While it’s no surprise that perennial heavyweights like MIT, Harvard and Cambridge occupy the top three slots, scroll just a little down the first page of the rankings and note that the National University of Singapore (NUS) is nestled in 24th position, between stellar American institutions Duke University and University of California, Berkeley. NUS is Asia’s highest rated globally, but just two spots behind is University of Hong Kong.
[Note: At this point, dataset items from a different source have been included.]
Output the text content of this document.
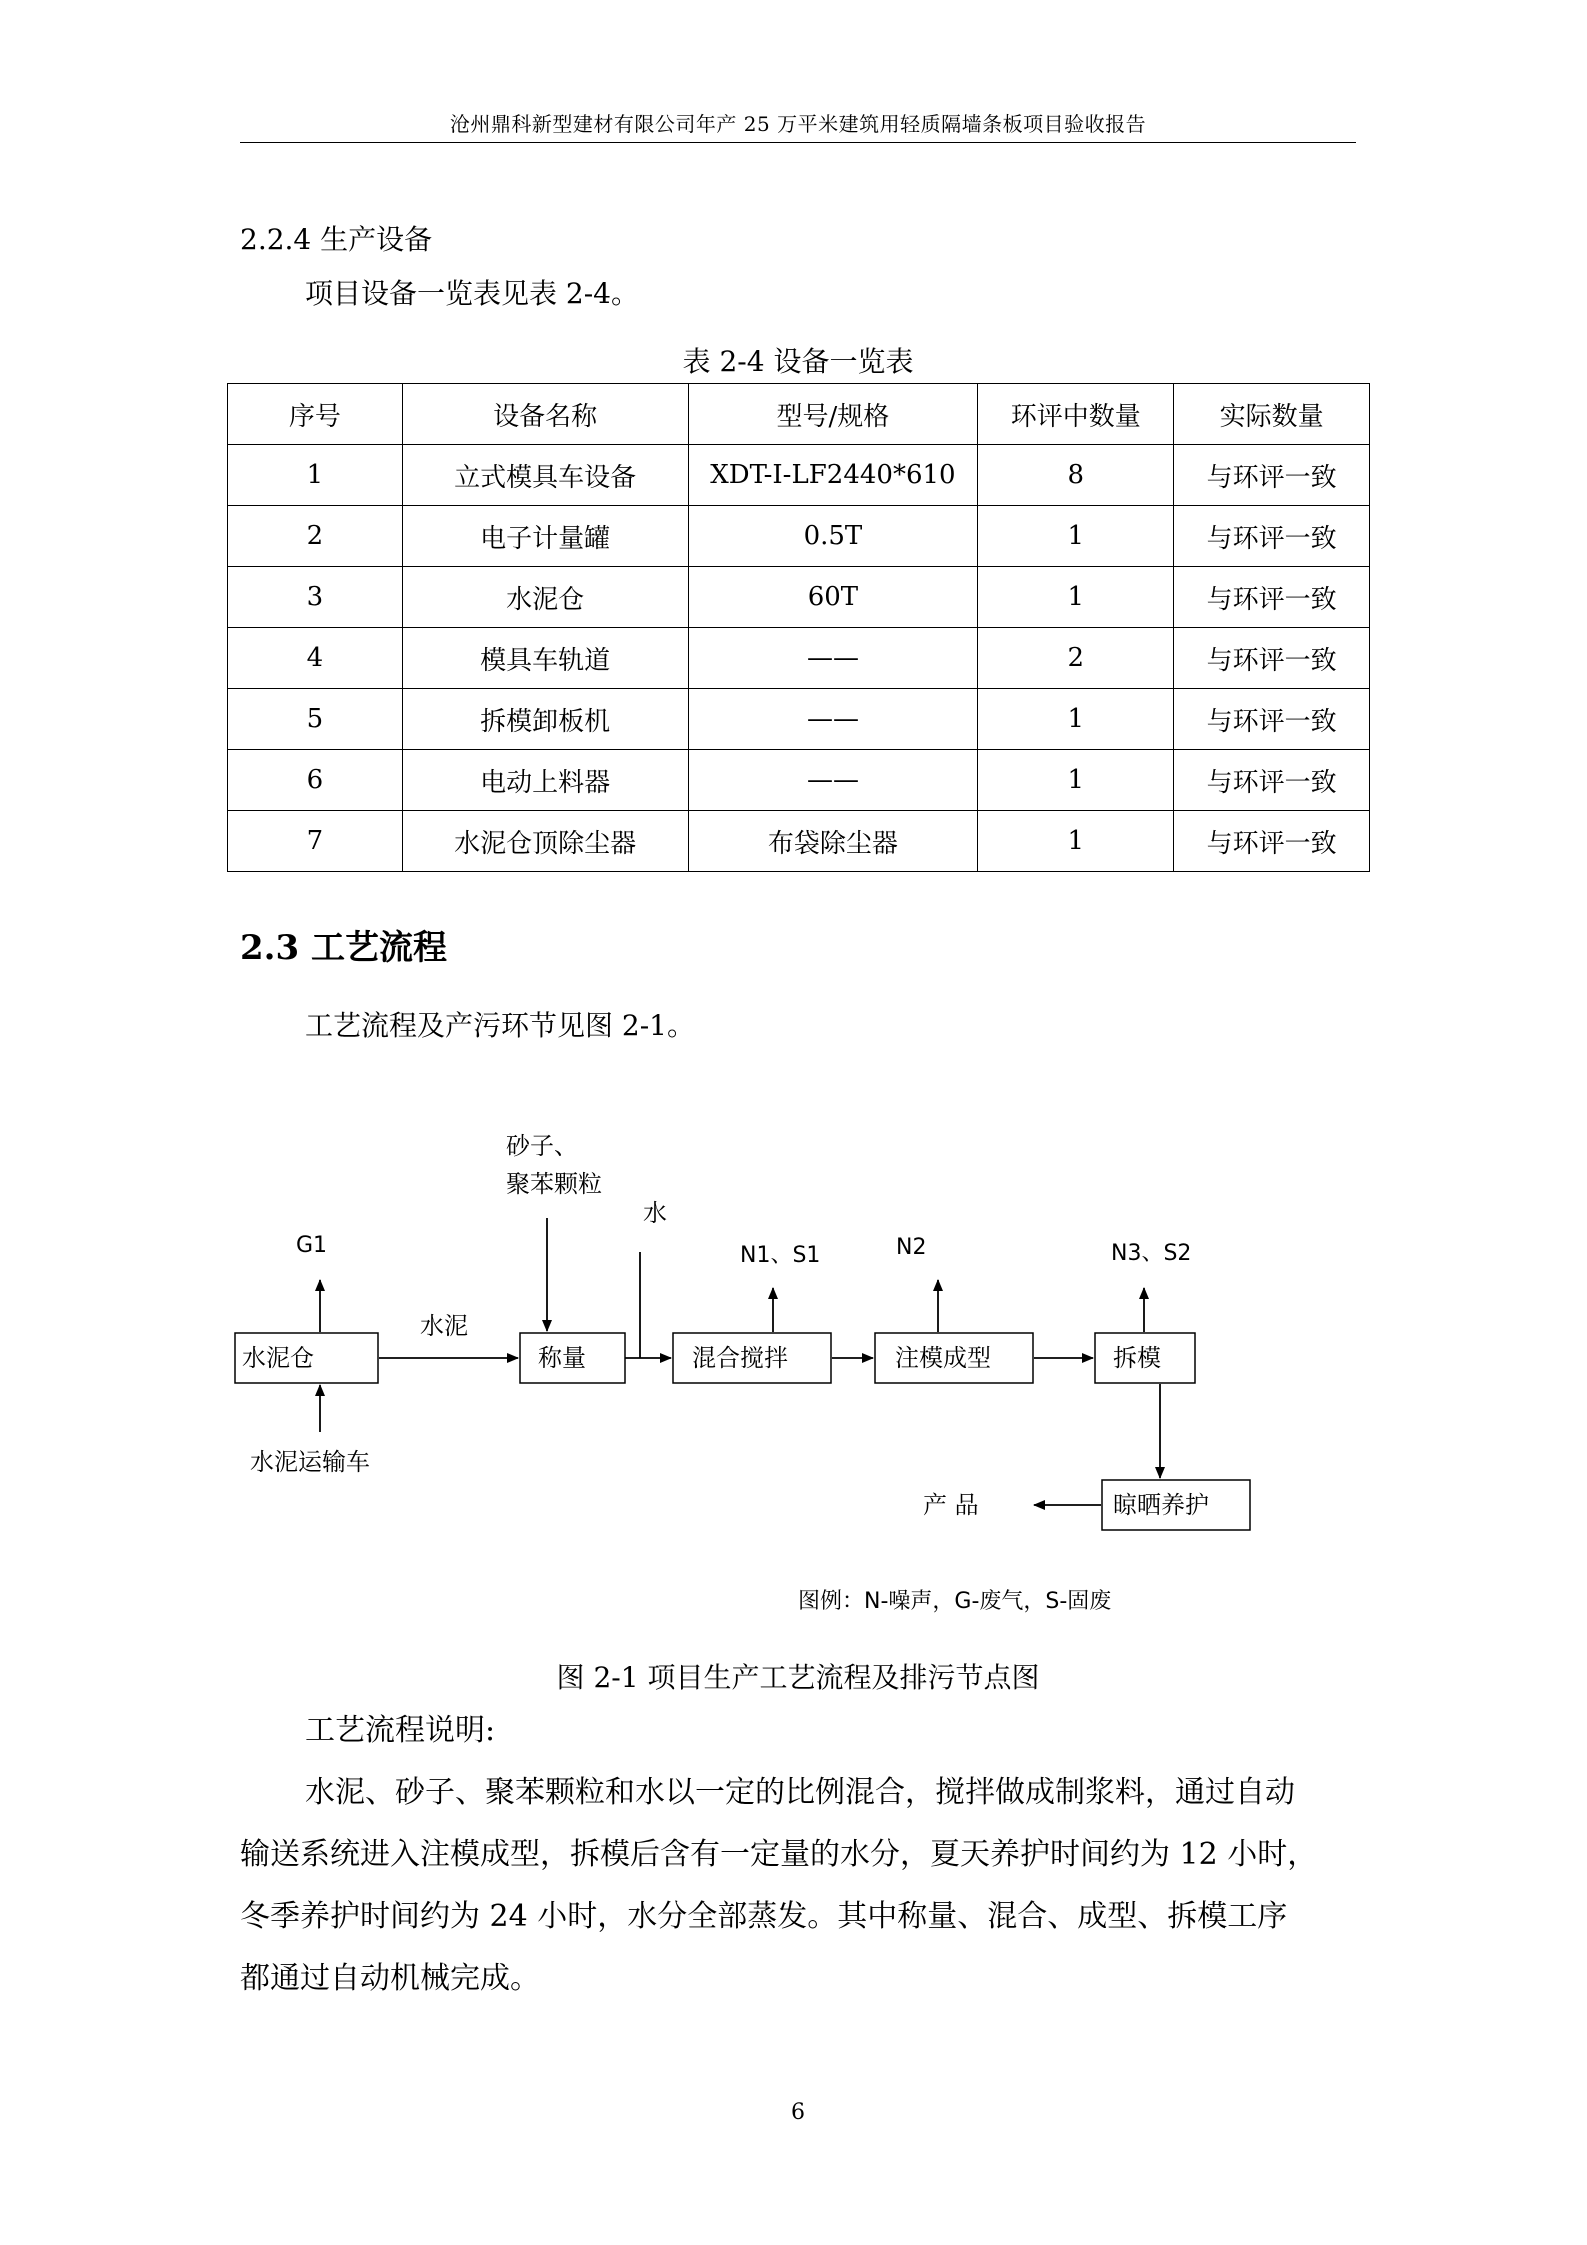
沧州鼎科新型建材有限公司年产 25 万平米建筑用轻质隔墙条板项目验收报告
2.2.4 生产设备
项目设备一览表见表 2-4。
表 2-4 设备一览表
序号	设备名称	型号/规格	环评中数量	实际数量
1	立式模具车设备	XDT-I-LF2440*610	8	与环评一致
2	电子计量罐	0.5T	1	与环评一致
3	水泥仓	60T	1	与环评一致
4	模具车轨道	——	2	与环评一致
5	拆模卸板机	——	1	与环评一致
6	电动上料器	——	1	与环评一致
7	水泥仓顶除尘器	布袋除尘器	1	与环评一致
2.3 工艺流程
工艺流程及产污环节见图 2-1。
水泥仓	称量	混合搅拌	注模成型	拆模
晾晒养护
G1
砂子、
聚苯颗粒
水
水泥
N1、S1	N2	N3、S2
水泥运输车
产 品
图例：N-噪声，G-废气，S-固废
图 2-1 项目生产工艺流程及排污节点图
工艺流程说明:
水泥、砂子、聚苯颗粒和水以一定的比例混合，搅拌做成制浆料，通过自动
输送系统进入注模成型，拆模后含有一定量的水分，夏天养护时间约为 12 小时，
冬季养护时间约为 24 小时，水分全部蒸发。其中称量、混合、成型、拆模工序
都通过自动机械完成。
6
Within the top world’s 50 spots alone, another 10 Asian institutions have made the list. The University of Tokyo comes in at 32nd worldwide, followed closely by the Hong Kong University of Science and Technology (34th), Kyoto University and Seoul National University (tied for 35th), the Chinese University of Hong Kong (39th), Nanyang Technological University (41st), Peking University (46th), and Tsinghua University (48th).
Notably absent from the world’s top 50 are any universities from South Asia. In the regional World Asian Universities Rankings there is a stronger showing from other parts of Asia, with the Indian Institutes of Technology (IITs) occupying three spots in the region’s top 50, with IIT-Delhi in 38th, IIT-Bombay in 39th, and IIT-Madras in 49th. Elsewhere, Thailand’s Mahidol University and Chulalongkorn University came in 42nd and 48th in the region, respectively.
While Singapore, Japan, Hong Kong and the Chinese mainland scored highly according to global metrics, regional newspapers in the Philippines and India lamented dips in their respective universities’ rankings, with the highest globally ranked Philippine institution being the University of the Philippines (slipping from its position of 348 last year to 380) and IIT-Delhi the top Indian university at no. 222 worldwide.
The rankings, published annually, are determined according to six criteria: academic reputation (40 percent), employer reputation (10 percent), faculty student ratio (20 percent), citations per faculty (20 percent), international students (5 percent) and international faculty (5 percent). The 2013 rankings drew on more than 90,000 survey responses, with more than 3,000 universities being considered.
Editor's note: the text has been updated from the original.